Differential Privacy - an introduction
Our previous post discussed the privacy risks yielded by the increasing amount of personal data collected, processed and consumed by society in our time. Preventing the leakage of protected information when analyzing sensitive datasets is therefore one of the major challenges for data science nowadays.
One may think that releasing only summary statistics about a dataset, for example the mean value of a certain feature, guarantees the privacy of its individual records: specific information of single records is not revealed. Unfortunately, this is far from being true. To convince you about this fact, let us introduce the following toy example. Imagine that at the beginning of every month your HR department sends out a newsletter with up-to-date information about the the company crew. Among others, the newsletter introduces the new employees starting in the upcoming month, congratulates the current employees celebrating their birthday during the upcoming month and reports the average age of the current employees. Since people age is considered a private information, only its average value is released. At first glance, based just on this summary statistic released monthly, inferring the age of any employee seems impossible.
However, let us consider this situation. Your boss is the only one celebrating his birthday this upcoming month and he will leave the company before the end the month. Plus, no new employees will join the company this month. By comparing the average age of the employees reported by the newsletter of this month with the one reported by the next newsletter, one can get to know the age of your boss. A privacy breach just happened!
While the above scenario is just a toy example, it depicts how even releasing apparently harmless statistics may unintentionally pose subtle threats to the privacy of your data. Perhaps leaking the actual age of a person is not such a big issue, but what about unintentionally revealing information about the health of someone? Well, to use an euphemism, it is undesirable at best.
Luckily, in situations like these ones, differential privacy (DP) comes to the rescue for safeguarding the privacy of your data. Let us get back to our example for an intuitive explanation of how DP works. To obtain a differentially-private estimation of the empolyees’ average age, first the actual age of each employee is perturbed by adding a random number in a suitable interval centered around zero, e.g., [-100, 100]. We will discuss in the next blog entries how the interval bounds are chosen. So, for example, if the actual age of John is 34, his perturbed age may be 39, while the perturbed age of the 56-years-old Mike may be 47. The mean of the perturbed rather than the actual ages of the employees is then reported in the newsletter. Provided that enough employees are involved in the computation, the reported average age is a reliable good approximation of the actual average age. And, crucial point, since the perturbed rather than actual employees’ ages are used to compute the mean, a privacy breach like the one described above no longer happens: your boss’ age, as well as the one of any other employee, is not revealed!

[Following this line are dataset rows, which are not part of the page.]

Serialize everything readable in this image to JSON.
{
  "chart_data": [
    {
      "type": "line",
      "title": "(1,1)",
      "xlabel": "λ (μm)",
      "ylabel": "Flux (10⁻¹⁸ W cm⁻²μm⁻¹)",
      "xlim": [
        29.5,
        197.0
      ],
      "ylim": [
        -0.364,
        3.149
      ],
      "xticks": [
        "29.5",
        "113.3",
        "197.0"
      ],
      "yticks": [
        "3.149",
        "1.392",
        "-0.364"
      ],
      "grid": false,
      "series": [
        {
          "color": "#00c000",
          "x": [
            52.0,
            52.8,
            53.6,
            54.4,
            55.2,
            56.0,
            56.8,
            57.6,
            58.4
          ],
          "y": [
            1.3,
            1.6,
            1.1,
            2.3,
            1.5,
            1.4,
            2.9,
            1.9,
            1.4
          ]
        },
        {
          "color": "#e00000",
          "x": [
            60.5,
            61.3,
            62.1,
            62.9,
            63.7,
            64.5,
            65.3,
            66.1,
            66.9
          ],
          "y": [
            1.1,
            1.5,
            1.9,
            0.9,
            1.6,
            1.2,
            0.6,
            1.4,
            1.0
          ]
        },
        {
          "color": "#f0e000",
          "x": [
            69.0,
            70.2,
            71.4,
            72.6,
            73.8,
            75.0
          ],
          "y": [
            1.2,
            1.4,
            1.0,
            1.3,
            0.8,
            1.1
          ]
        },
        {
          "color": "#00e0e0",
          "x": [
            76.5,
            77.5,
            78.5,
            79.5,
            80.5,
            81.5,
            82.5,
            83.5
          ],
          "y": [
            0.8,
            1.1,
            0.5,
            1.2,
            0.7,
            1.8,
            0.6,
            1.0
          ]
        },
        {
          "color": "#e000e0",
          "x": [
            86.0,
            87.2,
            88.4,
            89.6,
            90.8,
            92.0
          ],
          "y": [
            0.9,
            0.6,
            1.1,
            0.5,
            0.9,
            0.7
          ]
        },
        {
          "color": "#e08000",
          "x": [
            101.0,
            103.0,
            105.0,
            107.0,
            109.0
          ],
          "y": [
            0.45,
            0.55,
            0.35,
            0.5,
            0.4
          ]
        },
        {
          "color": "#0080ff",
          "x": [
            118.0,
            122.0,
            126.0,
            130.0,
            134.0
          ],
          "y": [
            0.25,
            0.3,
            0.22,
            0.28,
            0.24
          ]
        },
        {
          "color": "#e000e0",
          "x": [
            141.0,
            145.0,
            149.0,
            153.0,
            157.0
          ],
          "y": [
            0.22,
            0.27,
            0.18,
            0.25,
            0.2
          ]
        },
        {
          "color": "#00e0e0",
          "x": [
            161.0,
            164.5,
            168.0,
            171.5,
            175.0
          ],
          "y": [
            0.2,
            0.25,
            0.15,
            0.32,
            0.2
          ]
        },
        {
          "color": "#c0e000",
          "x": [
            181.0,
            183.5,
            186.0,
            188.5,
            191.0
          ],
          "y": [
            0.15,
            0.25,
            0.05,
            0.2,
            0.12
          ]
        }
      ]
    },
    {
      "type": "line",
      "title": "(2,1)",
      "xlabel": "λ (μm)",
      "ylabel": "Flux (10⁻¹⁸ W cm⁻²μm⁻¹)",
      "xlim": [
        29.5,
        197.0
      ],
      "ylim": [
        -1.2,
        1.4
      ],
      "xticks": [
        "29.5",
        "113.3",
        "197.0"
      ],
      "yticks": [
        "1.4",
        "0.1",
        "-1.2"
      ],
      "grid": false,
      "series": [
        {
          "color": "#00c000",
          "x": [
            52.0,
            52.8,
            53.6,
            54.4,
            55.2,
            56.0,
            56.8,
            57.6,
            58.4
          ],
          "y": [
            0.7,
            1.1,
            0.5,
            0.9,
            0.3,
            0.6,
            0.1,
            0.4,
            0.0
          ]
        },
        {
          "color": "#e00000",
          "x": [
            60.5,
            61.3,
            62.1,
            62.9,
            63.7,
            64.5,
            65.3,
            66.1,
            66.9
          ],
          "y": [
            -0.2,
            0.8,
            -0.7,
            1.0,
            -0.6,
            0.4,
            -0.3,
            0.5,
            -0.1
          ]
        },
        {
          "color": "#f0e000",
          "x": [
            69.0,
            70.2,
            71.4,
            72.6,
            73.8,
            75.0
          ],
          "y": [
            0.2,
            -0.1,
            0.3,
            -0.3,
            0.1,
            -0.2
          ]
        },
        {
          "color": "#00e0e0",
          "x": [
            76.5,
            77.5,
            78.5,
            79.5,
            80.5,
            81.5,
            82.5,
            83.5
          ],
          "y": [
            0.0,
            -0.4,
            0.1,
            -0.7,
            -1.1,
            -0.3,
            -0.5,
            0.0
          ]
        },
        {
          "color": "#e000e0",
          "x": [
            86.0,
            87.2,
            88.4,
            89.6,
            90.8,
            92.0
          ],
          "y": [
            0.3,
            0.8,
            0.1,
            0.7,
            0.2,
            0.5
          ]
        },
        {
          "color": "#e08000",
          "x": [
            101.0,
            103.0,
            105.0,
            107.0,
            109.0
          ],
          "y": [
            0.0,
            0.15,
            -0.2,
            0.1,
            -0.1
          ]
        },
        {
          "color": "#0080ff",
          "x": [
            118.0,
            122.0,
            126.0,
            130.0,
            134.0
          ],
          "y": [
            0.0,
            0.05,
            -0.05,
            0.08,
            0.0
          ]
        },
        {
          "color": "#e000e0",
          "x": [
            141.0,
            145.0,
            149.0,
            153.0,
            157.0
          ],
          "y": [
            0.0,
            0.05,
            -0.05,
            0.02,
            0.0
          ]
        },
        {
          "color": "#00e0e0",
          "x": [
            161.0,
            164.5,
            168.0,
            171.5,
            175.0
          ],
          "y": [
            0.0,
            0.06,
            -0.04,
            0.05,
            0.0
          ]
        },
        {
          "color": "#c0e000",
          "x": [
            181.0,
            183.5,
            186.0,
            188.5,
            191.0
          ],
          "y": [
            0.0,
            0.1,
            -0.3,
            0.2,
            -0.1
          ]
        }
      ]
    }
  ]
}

If you read until this point, I guess you have a big question in mind: how the mean of the perturbed ages can be a reliable estimation of the actual average age (if enough perturbed ages are involved in the estimation)? Since the random numbers added to each age are pulled from a distribution with zero mean, if you average over enough of them, they cancel each other out: the mean of the random numbers gets close to zero, therefore when averaging the perturbed ages you obtain the mean of the actual ages plus a value relatively close to zero. You thus obtain a reliable average age, despite the fact that no employee revealed his actual age! It should also be clear now why increasing the number of employees involved in the differentially-private computation improves the quality of the result.
This simple example shows how releasing differentially-private statistics about a large group of people preserves the privacy of any single individual in the group. While this is not the only useful application of DP, DP is not the silver bullet to the data-privacy issue. In particular, private information may be leaked when repeatedly releasing differentially-private estimations of the same statistic over the same data. This vulnerability and how to properly handle it will be discussed in our next blog posts, where we will resort to the mathematical formulation of DP. By the more rigorous DP explanation, we will also motivate the choice of interval [-100, 100] for the random numbers generation in above example.